When it comes to books, I’m always searching for something I cannot quite put into words. I know this isn’t useful. Let’s have a go at getting to this. I’m after something that is absolutely a book and also more than a book, something that tells a story but also opens that story out in surprising ways, taking different forms, trying different things.

The Making of KaratekaPublisher: Digital EclipseDeveloper: Digital EclipsePlatform: Played on XboxAvailability: Out now on PC, Switch, PS4, PS5, Xbox One and Xbox X/S.

I have caught glimpses of this book-non-book over the years. Maddening glimpses. There’s something of it in The Spy’s Guidebook, which is an overview of codes and kids’ espionage stuff and also, in a way, the design document for a million summer holidays. There’s something of it in Choose Your Own Adventures, not the choices so much, but the text working with those evocative pen-and-ink drawings, all turtlenecks and loon pants, suggesting some huge multi-book 1970s world-building project. Something of it too in all the cook books I’ve bought over the years despite not being a brilliant cook. They offer recipes, but also a way, as Fergus Henderson once put it, of being in the world. That’s close.

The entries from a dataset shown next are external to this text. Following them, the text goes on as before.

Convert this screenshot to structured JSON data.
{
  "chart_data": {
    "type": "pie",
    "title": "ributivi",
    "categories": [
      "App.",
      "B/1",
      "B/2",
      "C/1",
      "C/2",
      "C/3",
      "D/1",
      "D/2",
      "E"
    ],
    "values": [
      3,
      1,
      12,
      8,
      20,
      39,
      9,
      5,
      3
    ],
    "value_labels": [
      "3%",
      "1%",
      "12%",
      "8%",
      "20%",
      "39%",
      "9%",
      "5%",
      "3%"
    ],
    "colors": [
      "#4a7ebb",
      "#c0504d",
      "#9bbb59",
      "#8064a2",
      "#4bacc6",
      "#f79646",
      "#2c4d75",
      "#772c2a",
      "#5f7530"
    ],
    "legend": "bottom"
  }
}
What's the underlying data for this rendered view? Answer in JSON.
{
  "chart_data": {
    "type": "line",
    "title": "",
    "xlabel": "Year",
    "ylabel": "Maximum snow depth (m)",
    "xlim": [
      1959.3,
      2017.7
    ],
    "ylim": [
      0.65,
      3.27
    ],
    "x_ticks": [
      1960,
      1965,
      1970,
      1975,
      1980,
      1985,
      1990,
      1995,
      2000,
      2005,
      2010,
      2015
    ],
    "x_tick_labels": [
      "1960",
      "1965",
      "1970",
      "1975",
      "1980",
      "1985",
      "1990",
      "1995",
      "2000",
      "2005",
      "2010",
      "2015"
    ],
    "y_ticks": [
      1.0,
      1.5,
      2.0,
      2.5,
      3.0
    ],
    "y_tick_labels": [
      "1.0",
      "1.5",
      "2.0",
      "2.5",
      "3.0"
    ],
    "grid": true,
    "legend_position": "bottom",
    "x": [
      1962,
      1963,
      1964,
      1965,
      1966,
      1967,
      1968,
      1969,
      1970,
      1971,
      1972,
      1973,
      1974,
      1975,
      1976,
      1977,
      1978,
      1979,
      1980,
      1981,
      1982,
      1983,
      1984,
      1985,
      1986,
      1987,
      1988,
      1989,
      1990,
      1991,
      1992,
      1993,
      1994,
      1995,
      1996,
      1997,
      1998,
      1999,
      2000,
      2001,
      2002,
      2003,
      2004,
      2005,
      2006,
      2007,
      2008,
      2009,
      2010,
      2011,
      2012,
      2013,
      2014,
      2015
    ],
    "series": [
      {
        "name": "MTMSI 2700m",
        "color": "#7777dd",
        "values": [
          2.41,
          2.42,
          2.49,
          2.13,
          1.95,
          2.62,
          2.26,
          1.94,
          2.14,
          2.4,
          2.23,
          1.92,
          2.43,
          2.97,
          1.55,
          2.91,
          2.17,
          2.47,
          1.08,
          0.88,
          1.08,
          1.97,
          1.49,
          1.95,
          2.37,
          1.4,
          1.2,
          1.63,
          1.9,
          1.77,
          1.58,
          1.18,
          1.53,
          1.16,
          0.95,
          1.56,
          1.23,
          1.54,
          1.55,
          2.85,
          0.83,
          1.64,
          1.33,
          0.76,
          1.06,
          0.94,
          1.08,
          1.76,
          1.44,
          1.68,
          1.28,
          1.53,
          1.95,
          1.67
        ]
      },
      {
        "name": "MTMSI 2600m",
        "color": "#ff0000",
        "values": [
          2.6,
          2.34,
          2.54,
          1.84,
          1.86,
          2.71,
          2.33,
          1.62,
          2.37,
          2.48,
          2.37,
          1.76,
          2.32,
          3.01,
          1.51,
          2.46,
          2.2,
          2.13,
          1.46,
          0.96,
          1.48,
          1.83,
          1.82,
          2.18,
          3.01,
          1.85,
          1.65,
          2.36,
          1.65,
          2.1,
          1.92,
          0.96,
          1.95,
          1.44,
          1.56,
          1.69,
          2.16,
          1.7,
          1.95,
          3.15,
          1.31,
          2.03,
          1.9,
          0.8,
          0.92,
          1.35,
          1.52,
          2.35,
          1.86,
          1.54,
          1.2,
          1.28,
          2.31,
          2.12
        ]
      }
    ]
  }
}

Maybe you understand this desire, poorly articulated, for a book that resists the confines of its own covers, that seems eager to shrug off various forms at will and blend readability and writeability (a word, I have just discovered, that Google Docs is eager to transform into “readability”, which feels like some kind of philosophical prank). If so, I reckon you will love The Making of Karateka, which has just come out. I should add: there are plenty of other reasons to love this brilliant piece of software, but the book-non-book was my way in, and I reckon there are worse ways to get started here.

The Making of Karateka is the latest from Digital Eclipse, who recently made the brilliant Atari 50 collection, which was a celebration of games as well as a dizzying museum of their creation, a museum which seemed to unfold in every direction like a paper castle springing from the pages of a pop-up book. I love Atari 50, but I think The Making of Karateka is even better, because it tells a single story. You travel a long distance with a couple of the characters. It’s gently novelistic.